< 2 Corinthiërs 2 >

1 Maar ik heb dit bij mijzelven voorgenomen, dat ik niet wederom in droefheid tot u komen zou.
And I decided this to myself, not to come again to you in sorrow,
2 Want indien ik ulieden bedroef, wie is het toch, die mij zal vrolijk maken, dan degene, die van mij bedroefd is geworden?
for if I make you sorry, then who is he who is making me glad, except he who is made sorry by me?
3 En ditzelfde heb ik u geschreven, opdat ik, daar komende, niet zou droefheid hebben van degenen, van welke ik moest verblijd worden; vertrouwende van u allen, dat mijn blijdschap uw aller blijdschap is.
And I wrote to you this same thing, that having come, I may not have sorrow from them of whom it was necessary [for] me to have joy, having confidence in you all, that my joy is of you all,
4 Want ik heb ulieden uit vele verdrukking en benauwdheid des harten, met vele tranen geschreven, niet opdat gij zoudt bedroefd worden, maar opdat gij de liefde zoudt verstaan, die ik overvloediglijk tot u heb.
for out of much tribulation and pressure of heart I wrote to you through many tears, not that you might be made sorry, but that you might know the love that I have more abundantly toward you.
5 Doch indien iemand bedroefd heeft, die heeft niet mij bedroefd, maar ten dele (opdat ik hem niet bezware) ulieden allen.
And if anyone has caused sorrow, he has not caused sorrow to me, but in part, that I may not burden you all;
6 Den zodanige is deze bestraffing genoeg, die van velen geschied is.
sufficient to such a one is this punishment, that [is] by the greater part,
7 Alzo dat gij daarentegen hem liever moet vergeven en vertroosten, opdat de zodanige door al te overvloedige droefheid niet enigszins worde verslonden.
so that, on the contrary, [it is] rather for you to forgive and to comfort, lest by over abundant sorrow such a one may be swallowed up;
8 Daarom bid ik u, dat gij de liefde aan hem bevestigt.
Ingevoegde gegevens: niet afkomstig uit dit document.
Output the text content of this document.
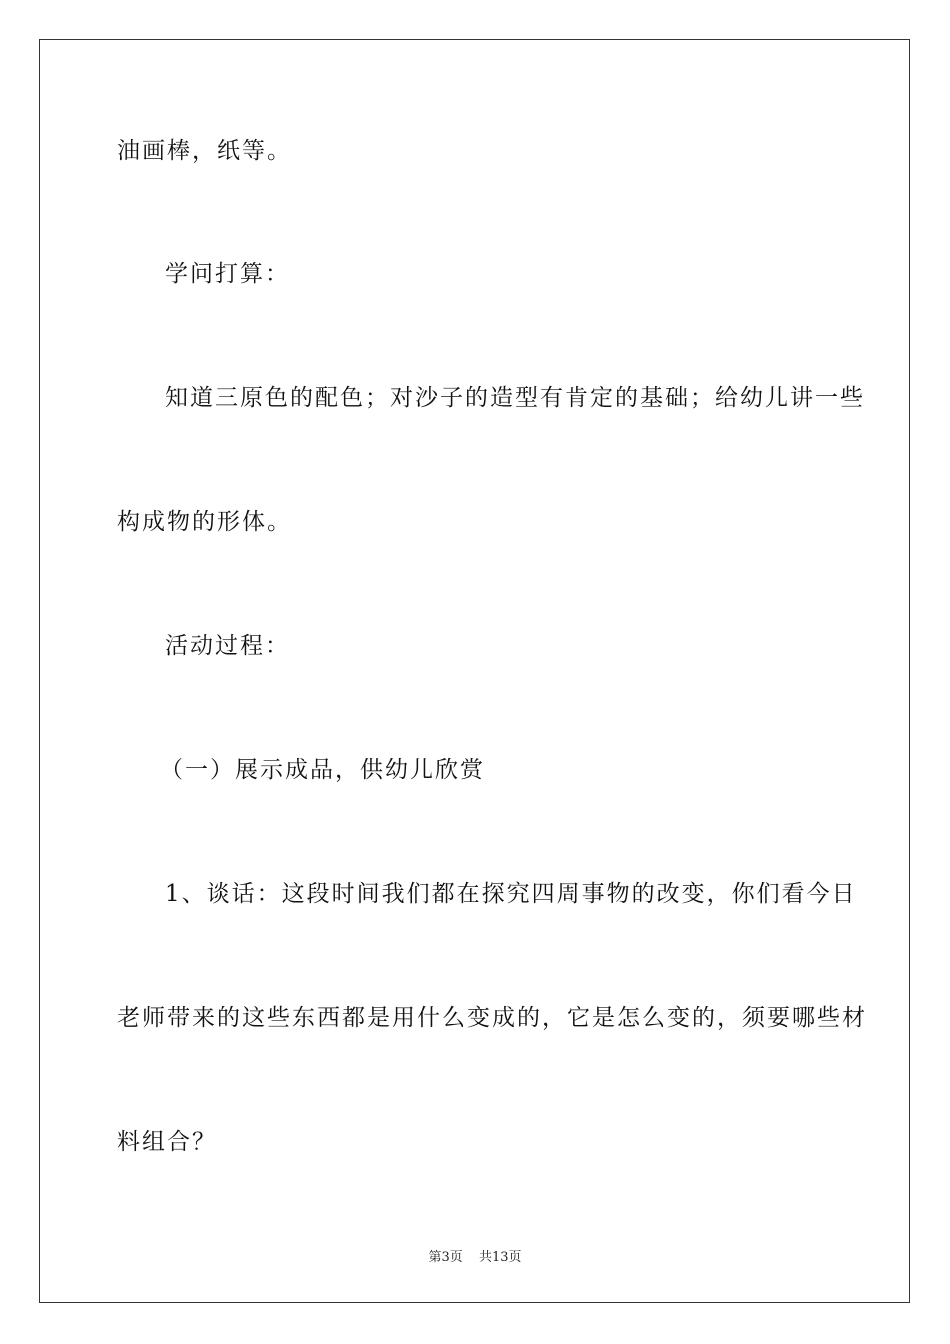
油画棒，纸等。
学问打算：
知道三原色的配色；对沙子的造型有肯定的基础；给幼儿讲一些
构成物的形体。
活动过程：
（一）展示成品，供幼儿欣赏
1、谈话：这段时间我们都在探究四周事物的改变，你们看今日
老师带来的这些东西都是用什么变成的，它是怎么变的，须要哪些材
料组合？
第3页 共13页
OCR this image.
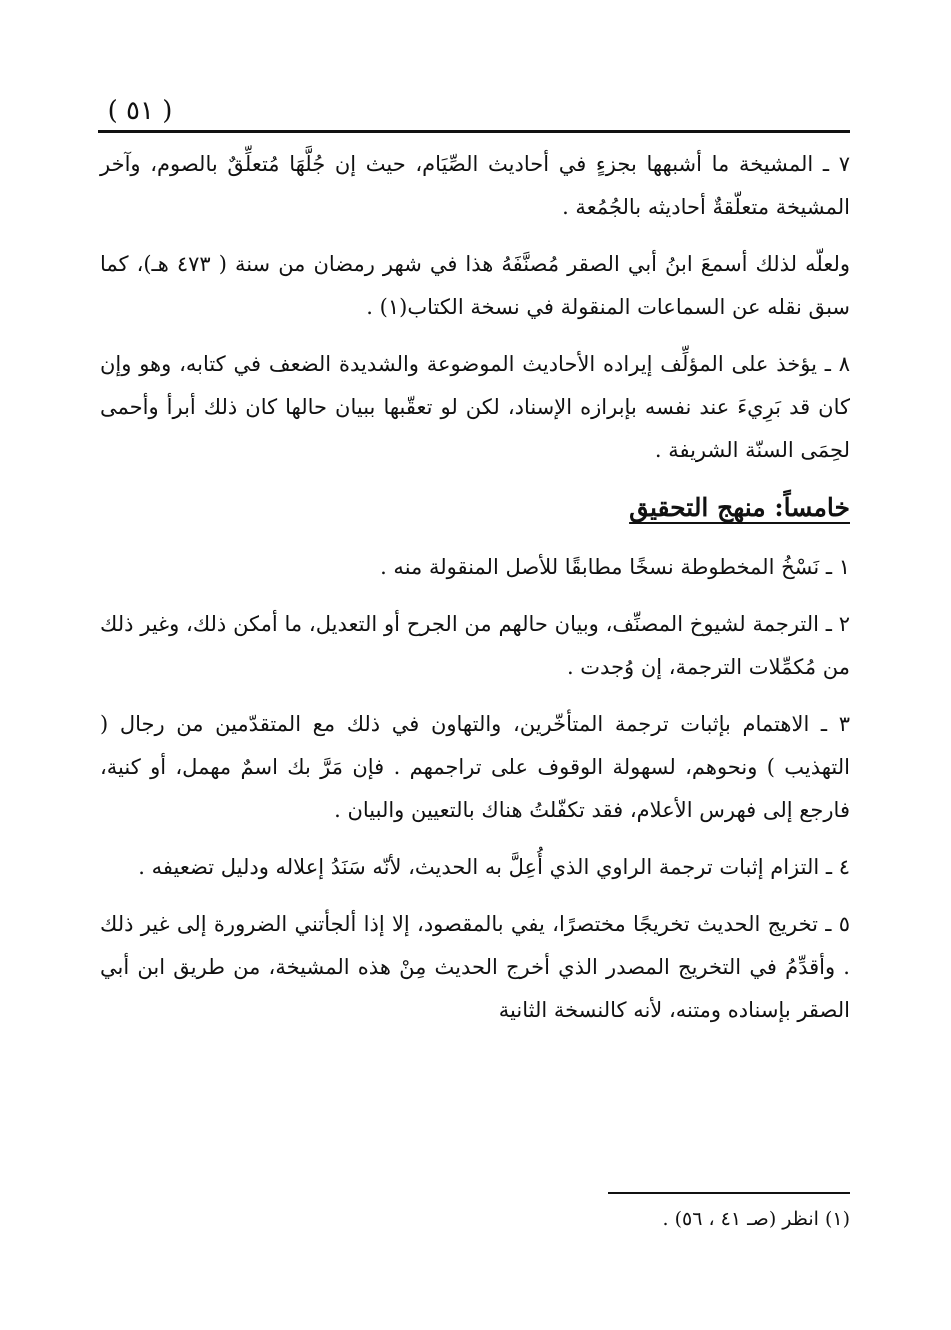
( ٥١ )

٧ ـ المشيخة ما أشبهها بجزءٍ في أحاديث الصِّيَام، حيث إن جُلَّهَا مُتعلِّقٌ بالصوم، وآخر المشيخة متعلّقةٌ أحاديثه بالجُمُعة .

ولعلّه لذلك أسمعَ ابنُ أبي الصقر مُصنَّفَهُ هذا في شهر رمضان من سنة ( ٤٧٣ هـ)، كما سبق نقله عن السماعات المنقولة في نسخة الكتاب(١) .

٨ ـ يؤخذ على المؤلِّف إيراده الأحاديث الموضوعة والشديدة الضعف في كتابه، وهو وإن كان قد بَرِيءَ عند نفسه بإبرازه الإسناد، لكن لو تعقّبها ببيان حالها كان ذلك أبرأ وأحمى لحِمَى السنّة الشريفة .

خامساً: منهج التحقيق

١ ـ نَسْخُ المخطوطة نسخًا مطابقًا للأصل المنقولة منه .

٢ ـ الترجمة لشيوخ المصنِّف، وبيان حالهم من الجرح أو التعديل، ما أمكن ذلك، وغير ذلك من مُكمِّلات الترجمة، إن وُجدت .

٣ ـ الاهتمام بإثبات ترجمة المتأخّرين، والتهاون في ذلك مع المتقدّمين من رجال ( التهذيب ) ونحوهم، لسهولة الوقوف على تراجمهم . فإن مَرَّ بك اسمٌ مهمل، أو كنية، فارجع إلى فهرس الأعلام، فقد تكفّلتُ هناك بالتعيين والبيان .

٤ ـ التزام إثبات ترجمة الراوي الذي أُعِلَّ به الحديث، لأنّه سَنَدُ إعلاله ودليل تضعيفه .

٥ ـ تخريج الحديث تخريجًا مختصرًا، يفي بالمقصود، إلا إذا ألجأتني الضرورة إلى غير ذلك . وأقدِّمُ في التخريج المصدر الذي أخرج الحديث مِنْ هذه المشيخة، من طريق ابن أبي الصقر بإسناده ومتنه، لأنه كالنسخة الثانية

(١) انظر (صـ ٤١ ، ٥٦) .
for this reason, I call on you to confirm love to him,
9 Want daartoe heb ik ook geschreven, opdat ik uw beproeving mocht verstaan, of gij in alles gehoorzaam zijt.
for this also I wrote, that I might know your proof, whether you are obedient in regard to all things.
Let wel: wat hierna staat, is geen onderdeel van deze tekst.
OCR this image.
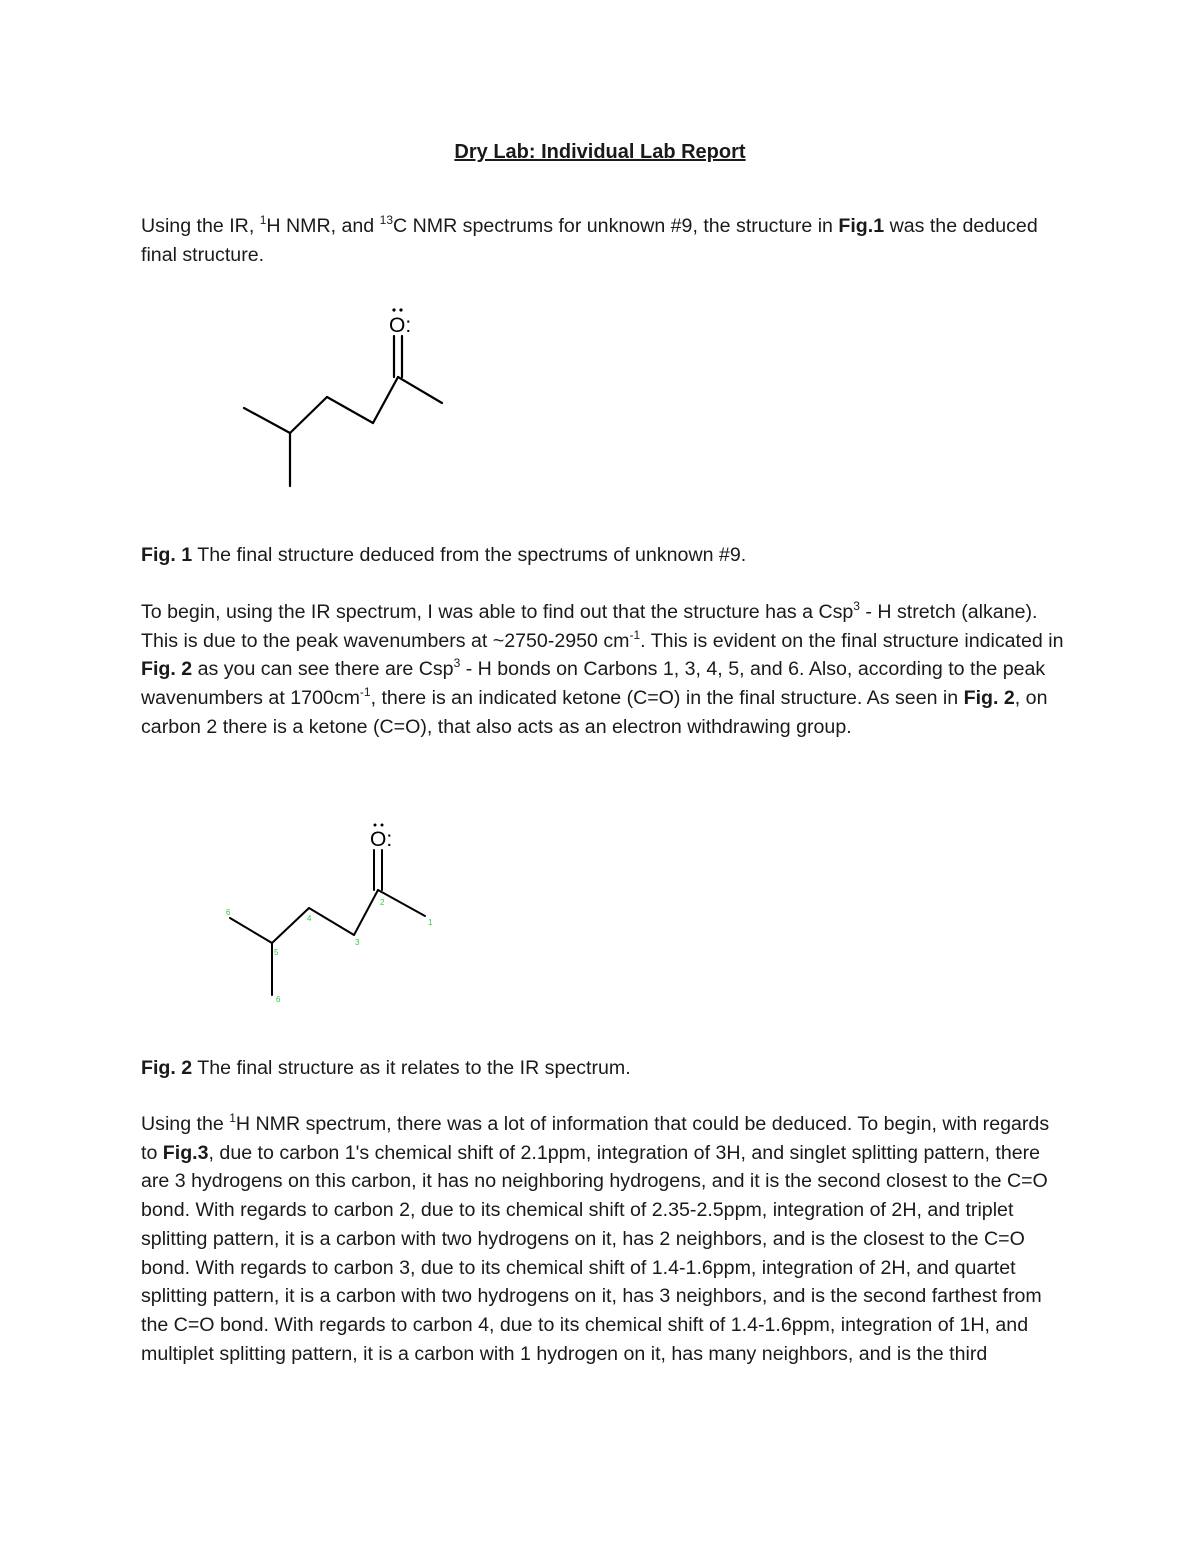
Dry Lab: Individual Lab Report

Using the IR, $^1$H NMR, and $^{13}$C NMR spectrums for unknown #9, the structure in Fig.1 was the deduced final structure.

O:

Fig. 1 The final structure deduced from the spectrums of unknown #9.

To begin, using the IR spectrum, I was able to find out that the structure has a Csp$^3$ - H stretch (alkane). This is due to the peak wavenumbers at ~2750-2950 $cm^{-1}$. This is evident on the final structure indicated in Fig. 2 as you can see there are Csp$^3$ - H bonds on Carbons 1, 3, 4, 5, and 6. Also, according to the peak wavenumbers at $1700cm^{-1}$, there is an indicated ketone (C=O) in the final structure. As seen in Fig. 2, on carbon 2 there is a ketone (C=O), that also acts as an electron withdrawing group.

O:
1
2
3
4
5
6
6

Fig. 2 The final structure as it relates to the IR spectrum.

Using the $^1$H NMR spectrum, there was a lot of information that could be deduced. To begin, with regards to Fig.3, due to carbon 1's chemical shift of 2.1ppm, integration of 3H, and singlet splitting pattern, there are 3 hydrogens on this carbon, it has no neighboring hydrogens, and it is the second closest to the C=O bond. With regards to carbon 2, due to its chemical shift of 2.35-2.5ppm, integration of 2H, and triplet splitting pattern, it is a carbon with two hydrogens on it, has 2 neighbors, and is the closest to the C=O bond. With regards to carbon 3, due to its chemical shift of 1.4-1.6ppm, integration of 2H, and quartet splitting pattern, it is a carbon with two hydrogens on it, has 3 neighbors, and is the second farthest from the C=O bond. With regards to carbon 4, due to its chemical shift of 1.4-1.6ppm, integration of 1H, and multiplet splitting pattern, it is a carbon with 1 hydrogen on it, has many neighbors, and is the third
10 Dien gij nu iets vergeeft, dien vergeef ik ook; want zo ik ook iets vergeven heb, dien ik vergeven heb, heb ik het vergeven om uwentwil, voor het aangezicht van Christus, opdat de satan over ons geen voordeel krijge;
And to whom you forgive anything—I also; for I also, if I have forgiven anything, to whom I have forgiven [it], because of you—in the person of Christ—[I forgive it, ]
11 Want zijn gedachten zijn ons niet onbekend.
that we may not be over-reached by Satan, for we are not ignorant of his schemes.
12 Voorts, als ik te Troas kwam, om het Evangelie van Christus te prediken, en als mij een deur geopend was in den Heere, zo heb ik geen rust gehad voor mijn geest, omdat ik Titus, mijn broeder, niet vond;
And having come to Troas for the good news of the Christ, and a door having been opened to me in the LORD,
13 Maar, afscheid van hen genomen hebbende, vertrok ik naar Macedonie.
I have not had rest to my spirit, on my not finding my brother Titus, but having taken leave of them, I went forth to Macedonia;
14 En Gode zij dank, Die ons allen tijd doet triomferen in Christus, en den reuk Zijner kennis door ons openbaar maakt in alle plaatsen.
and to God [is] thanks, who at all times is leading us in triumph in the Christ, and the fragrance of His knowledge He is revealing through us in every place;
15 Want wij zijn Gode een goede reuk van Christus, in degenen, die zalig worden, en in degenen, die verloren gaan;
we are a refreshing fragrance to God because of Christ, in those being saved, and in those being lost;
16 Dezen wel een reuk des doods ten dode; maar genen een reuk des levens ten leven. En wie is tot deze dingen bekwaam?
to one, indeed, a fragrance of death to death, and to the other, a fragrance of life to life; and who is sufficient for these things?
17 Want wij dragen niet, gelijk velen, het Woord Gods te koop, maar als uit oprechtheid, maar als uit God, in de tegenwoordigheid Gods, spreken wij het in Christus.
For we are not as the many, adulterating the word of God, but as of sincerity—but as of God; in the presence of God, in Christ we speak.